No. If you received a four-year scholarship from high school, then the first year of college is paid for and you can opt out at the end of your freshman year with no obligation. If you received a three-year scholarship from high school or college, then you are not committed to the Air Force until you accept your scholarship (usually in the fall of your sophomore year). If you didn't receive a scholarship, then you are not committed to joining the Air Force until you start your junior year of college.
With Air Force ROTC, we provide you with many opportunities to see what the US Air Force and US Space Force are about before signing up. While you're participating, you are getting closer to graduation and having a lot of fun.
2. Do I have to join Air Force ROTC as a freshman?
- No. Any student with three years remaining should be eligible for our program.
3. Can I attend Air Force ROTC without a scholarship?
- Yes, you can. Many of our students do not start with a scholarship, and depending on US Air Force and US Space Force funds, a small percentage will earn one.
4. Is preference shown toward scholarship cadets?
- No. The fact that a cadet may have an Air Force ROTC scholarship has no bearing on an US Air Force or US Space Force career, nor does it make any difference while in the Air Force ROTC program.
5. Are there any restrictions as to what students select as their academic major?
No. In fact, we encourage you to pursue a curriculum in which you are interested and capable of excelling. Our main academic concern is that you maintain a grade point average (GPA) above 2.00 and complete your degree in the time planned.
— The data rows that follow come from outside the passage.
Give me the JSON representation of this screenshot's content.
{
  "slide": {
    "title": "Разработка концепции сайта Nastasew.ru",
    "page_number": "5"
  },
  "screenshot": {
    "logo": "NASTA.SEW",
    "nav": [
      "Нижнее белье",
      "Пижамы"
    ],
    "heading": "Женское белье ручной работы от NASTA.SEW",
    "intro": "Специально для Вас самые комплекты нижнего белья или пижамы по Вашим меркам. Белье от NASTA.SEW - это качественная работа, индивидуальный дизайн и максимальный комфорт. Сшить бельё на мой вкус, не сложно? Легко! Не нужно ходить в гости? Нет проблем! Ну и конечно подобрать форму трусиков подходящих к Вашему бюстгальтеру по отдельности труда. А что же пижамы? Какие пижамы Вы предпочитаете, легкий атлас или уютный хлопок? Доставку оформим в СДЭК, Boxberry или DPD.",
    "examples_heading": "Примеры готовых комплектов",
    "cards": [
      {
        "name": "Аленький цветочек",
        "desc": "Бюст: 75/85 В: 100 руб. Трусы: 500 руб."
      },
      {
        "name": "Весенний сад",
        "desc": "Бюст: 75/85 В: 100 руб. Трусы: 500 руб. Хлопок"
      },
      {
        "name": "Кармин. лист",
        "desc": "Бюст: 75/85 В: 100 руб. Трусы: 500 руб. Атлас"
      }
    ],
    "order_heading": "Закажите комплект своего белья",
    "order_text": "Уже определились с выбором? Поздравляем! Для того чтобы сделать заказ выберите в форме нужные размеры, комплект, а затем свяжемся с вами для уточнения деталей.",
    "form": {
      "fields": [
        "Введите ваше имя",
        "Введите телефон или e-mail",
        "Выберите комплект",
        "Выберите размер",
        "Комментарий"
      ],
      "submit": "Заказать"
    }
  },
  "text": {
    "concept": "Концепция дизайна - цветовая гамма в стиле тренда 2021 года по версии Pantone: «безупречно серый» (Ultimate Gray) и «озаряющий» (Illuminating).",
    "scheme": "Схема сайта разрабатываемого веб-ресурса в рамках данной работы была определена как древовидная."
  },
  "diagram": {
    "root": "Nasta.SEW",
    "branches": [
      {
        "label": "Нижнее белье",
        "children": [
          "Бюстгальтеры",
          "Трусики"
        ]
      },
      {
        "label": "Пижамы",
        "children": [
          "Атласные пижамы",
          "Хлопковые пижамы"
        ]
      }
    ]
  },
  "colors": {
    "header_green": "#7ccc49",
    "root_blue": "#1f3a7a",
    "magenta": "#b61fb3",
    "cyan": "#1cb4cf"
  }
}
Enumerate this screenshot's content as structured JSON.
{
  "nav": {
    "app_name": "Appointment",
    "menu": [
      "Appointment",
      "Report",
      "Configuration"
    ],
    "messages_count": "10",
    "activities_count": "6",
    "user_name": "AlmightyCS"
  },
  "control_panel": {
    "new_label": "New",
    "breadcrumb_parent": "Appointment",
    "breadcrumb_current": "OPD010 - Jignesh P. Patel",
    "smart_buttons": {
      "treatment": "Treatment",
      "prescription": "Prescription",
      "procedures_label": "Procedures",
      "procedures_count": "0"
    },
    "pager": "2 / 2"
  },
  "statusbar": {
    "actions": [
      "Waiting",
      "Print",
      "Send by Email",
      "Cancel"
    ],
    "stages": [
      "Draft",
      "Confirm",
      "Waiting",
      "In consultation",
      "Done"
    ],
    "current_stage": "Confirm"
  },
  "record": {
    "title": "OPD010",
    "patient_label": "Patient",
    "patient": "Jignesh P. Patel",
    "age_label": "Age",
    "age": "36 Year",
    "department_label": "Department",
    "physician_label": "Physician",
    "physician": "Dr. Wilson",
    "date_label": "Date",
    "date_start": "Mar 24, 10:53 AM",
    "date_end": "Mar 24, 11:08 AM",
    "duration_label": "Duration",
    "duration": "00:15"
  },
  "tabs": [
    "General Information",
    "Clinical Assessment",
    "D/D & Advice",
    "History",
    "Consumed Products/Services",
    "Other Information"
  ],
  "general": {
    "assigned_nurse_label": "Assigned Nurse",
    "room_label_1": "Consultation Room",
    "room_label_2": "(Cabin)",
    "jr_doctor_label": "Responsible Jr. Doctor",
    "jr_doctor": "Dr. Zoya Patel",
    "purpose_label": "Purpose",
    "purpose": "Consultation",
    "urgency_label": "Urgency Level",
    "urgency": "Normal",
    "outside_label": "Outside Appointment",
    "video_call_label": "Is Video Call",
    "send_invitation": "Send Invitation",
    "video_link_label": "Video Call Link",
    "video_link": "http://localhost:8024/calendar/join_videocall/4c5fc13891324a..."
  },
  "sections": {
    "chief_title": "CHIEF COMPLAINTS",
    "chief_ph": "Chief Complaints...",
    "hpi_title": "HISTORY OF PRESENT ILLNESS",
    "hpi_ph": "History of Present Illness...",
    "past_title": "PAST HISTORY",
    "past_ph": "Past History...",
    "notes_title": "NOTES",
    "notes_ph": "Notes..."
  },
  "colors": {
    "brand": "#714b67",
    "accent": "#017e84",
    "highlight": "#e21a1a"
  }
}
The GPA requirements are different if you are applying for a scholarship and once you are on a scholarship.
6. If I take Air Force ROTC classes, am I committed to military or government service once I join?
- There is no service commitment for students who take our classes with no intention of becoming a US Air Force or US Space Force officer, such as our academic AES class. For these types of students, it's only another class. If you are interested in becoming an officer, there is NO service commitment during the first two years of the Air Force ROTC program, the General Military Course (GMC), unless you have an Air Force ROTC scholarship (see FAQ #1). If you decide to stay and join the Professional Officer Course (POC) in the last two years of the program, you will sign an allocation contract with the US Air Force or US Space Force and then be under a service obligation. For Air Force ROTC scholarship students, you are obligated once you have activated the scholarship and entered your sophomore year.
7. Is the four-year program more advantageous for students?
- Yes, for the following reasons:
- It gives you more time to participate in Air Force ROTC without obligation, to gain experience and to decide whether you want to apply for the advanced program, the POC.
- You will have the opportunity to apply for scholarships, if eligible.